Singapore Establishes National Task Force as US Tariffs Disrupt Global Trade

In response to sweeping import tariffs imposed by Washington, Singapore unveils a multi-agency task force aimed at safeguarding jobs, supporting businesses, and reinforcing trade resilience.

In a decisive move to counter the economic impact of the United States’ blanket import tariffs, Singapore will form a national task force to assist businesses and protect workers from the fallout, Prime Minister Lawrence Wong revealed in Parliament on Tuesday (8 April).

The newly announced task force will be headed by Deputy Prime Minister and Trade and Industry Minister Gan Kim Yong and will comprise members from key economic institutions including the Singapore Business Federation, the National Employers Federation and the National Trades Union Congress. This coalition will help manage immediate challenges and guide businesses through a fast-changing global trade environment.

The prime minister warned that the recent US decision—spearheaded by President Donald Trump—to introduce a flat 10 per cent tariff on all imports, regardless of existing trade relationships, threatens to destabilise global markets. Singapore, which imposes no tariffs on US imports, finds itself subject to this new rate despite maintaining a trade deficit with the US and adhering to a longstanding free trade agreement.

“This is not how friends treat one another,” said Mr Wong, expressing disappointment in Washington’s actions and stressing that the tariffs directly contravene the principles of the World Trade Organization (WTO), particularly the Most Favoured Nation clause, which mandates equal treatment among members.

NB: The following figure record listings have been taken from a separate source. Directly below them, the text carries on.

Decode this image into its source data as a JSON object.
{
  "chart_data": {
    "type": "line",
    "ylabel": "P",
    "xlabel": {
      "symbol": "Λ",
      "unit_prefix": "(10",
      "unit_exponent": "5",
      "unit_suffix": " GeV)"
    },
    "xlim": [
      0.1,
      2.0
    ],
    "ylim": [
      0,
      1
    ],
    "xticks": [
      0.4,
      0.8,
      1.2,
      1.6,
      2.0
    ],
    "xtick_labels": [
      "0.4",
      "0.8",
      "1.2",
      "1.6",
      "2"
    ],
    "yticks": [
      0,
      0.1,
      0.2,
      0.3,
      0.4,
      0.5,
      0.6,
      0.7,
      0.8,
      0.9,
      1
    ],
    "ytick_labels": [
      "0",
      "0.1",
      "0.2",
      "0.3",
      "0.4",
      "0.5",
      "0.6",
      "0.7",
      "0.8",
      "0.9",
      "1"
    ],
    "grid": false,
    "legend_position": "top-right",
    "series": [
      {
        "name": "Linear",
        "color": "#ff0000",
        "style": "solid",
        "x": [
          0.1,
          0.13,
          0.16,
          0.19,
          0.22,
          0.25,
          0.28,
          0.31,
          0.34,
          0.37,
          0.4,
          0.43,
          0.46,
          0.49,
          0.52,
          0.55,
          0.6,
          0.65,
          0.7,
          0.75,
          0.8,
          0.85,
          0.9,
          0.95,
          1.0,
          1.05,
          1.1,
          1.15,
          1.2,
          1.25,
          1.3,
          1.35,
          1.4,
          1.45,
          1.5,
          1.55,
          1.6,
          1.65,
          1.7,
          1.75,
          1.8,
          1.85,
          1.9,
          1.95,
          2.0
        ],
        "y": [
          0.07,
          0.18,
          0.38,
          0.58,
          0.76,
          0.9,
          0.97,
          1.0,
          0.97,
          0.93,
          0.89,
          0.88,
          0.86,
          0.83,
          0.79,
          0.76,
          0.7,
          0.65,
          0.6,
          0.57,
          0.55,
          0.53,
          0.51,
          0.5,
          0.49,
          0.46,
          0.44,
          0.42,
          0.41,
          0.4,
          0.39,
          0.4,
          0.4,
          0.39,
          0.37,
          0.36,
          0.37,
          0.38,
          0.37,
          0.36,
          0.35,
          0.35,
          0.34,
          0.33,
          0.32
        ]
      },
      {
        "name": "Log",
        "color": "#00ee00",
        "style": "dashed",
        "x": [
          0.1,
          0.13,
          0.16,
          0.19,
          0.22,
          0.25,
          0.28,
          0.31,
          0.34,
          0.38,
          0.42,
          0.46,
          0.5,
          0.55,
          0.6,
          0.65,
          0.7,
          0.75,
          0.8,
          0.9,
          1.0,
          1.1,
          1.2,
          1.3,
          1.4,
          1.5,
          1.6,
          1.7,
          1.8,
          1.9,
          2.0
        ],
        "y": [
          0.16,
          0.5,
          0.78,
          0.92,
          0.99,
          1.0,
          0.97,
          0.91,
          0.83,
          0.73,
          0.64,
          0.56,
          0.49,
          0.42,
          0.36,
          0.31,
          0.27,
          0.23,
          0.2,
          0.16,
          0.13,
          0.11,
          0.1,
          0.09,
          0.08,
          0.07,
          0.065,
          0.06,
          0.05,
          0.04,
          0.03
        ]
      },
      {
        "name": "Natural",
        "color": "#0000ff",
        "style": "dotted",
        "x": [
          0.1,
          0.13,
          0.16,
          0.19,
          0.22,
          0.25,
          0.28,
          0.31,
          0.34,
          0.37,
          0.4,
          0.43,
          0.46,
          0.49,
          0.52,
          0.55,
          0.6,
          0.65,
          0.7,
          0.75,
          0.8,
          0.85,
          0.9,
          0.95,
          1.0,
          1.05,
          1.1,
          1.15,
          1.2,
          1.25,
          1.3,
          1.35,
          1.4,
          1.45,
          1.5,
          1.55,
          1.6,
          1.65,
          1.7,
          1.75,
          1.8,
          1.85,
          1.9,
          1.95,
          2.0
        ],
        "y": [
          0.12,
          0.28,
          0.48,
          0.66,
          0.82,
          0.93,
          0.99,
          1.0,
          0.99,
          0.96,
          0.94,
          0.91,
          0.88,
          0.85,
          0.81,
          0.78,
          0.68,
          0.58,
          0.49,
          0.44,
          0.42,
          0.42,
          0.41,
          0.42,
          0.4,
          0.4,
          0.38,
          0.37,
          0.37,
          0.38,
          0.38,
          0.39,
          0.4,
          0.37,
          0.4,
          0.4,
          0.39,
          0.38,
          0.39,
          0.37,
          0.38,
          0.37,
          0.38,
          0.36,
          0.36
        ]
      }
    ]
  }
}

Mr Wong noted that Singapore’s economy, heavily reliant on external demand, is likely to experience slower growth due to global uncertainty. Sectors like manufacturing, wholesale trade, and financial services could be hardest hit, prompting a likely revision to the current 1–3 per cent growth forecast for 2025.

Job losses, reduced wage growth, and a potential rise in retrenchments are expected if companies choose to relocate operations to the US or cut back on spending. While Singapore is not currently in recession, the prime minister said the risk remains.

Mr Gan, addressing Parliament shortly after Mr Wong, explained that the task force will prioritise clear communication with stakeholders and close collaboration with affected firms. He added that the inclusion of unions highlights the concern over medium- to long-term employment impacts, as the economy undergoes structural change.

Beyond its internal measures, Singapore is engaging with international partners to coordinate responses and explore joint strategies, particularly within ASEAN. A special meeting of regional economic ministers is set to take place later this week to reinforce cooperation and promote intra-ASEAN trade.

Singapore will not retaliate with its own tariffs, but the government remains deeply concerned that this marks a broader shift away from multilateral trade norms. Mr Wong described the situation as a “fundamental rejection” of global trading rules, warning of a slide into selective bilateralism where small nations like Singapore may find themselves increasingly marginalised.

The broader threat, Mr Wong cautioned, is a full-blown global trade war. China has already declared countermeasures, and the EU is considering similar steps. Although a short window for negotiation remains before the tariffs come into effect on 9 April, the prime minister emphasised that “once trade barriers are raised, reversing them is exceptionally difficult.”

Markets have already responded with volatility, and confidence among investors and firms has been shaken. Some Singaporean businesses are delaying projects, wary of stranded assets amid changing global trade rules.

The prime minister also warned of deeper consequences: the erosion of global cooperation in favour of nationalist, protectionist policies. With the US-China relationship under further strain, Mr Wong said any escalation would carry dire consequences for the world economy.

To withstand these uncertainties, Singapore will reinforce its strengths as a trusted trading hub and deepen alliances with like-minded economies. Measures introduced under Budget 2025 include targeted assistance such as utility rebates, tax relief for companies, and support schemes to enhance competitiveness and resilience.

“We are ready to do more, should the need arise,” Mr Wong concluded, urging Singaporeans to remain resolute in the face of global upheaval.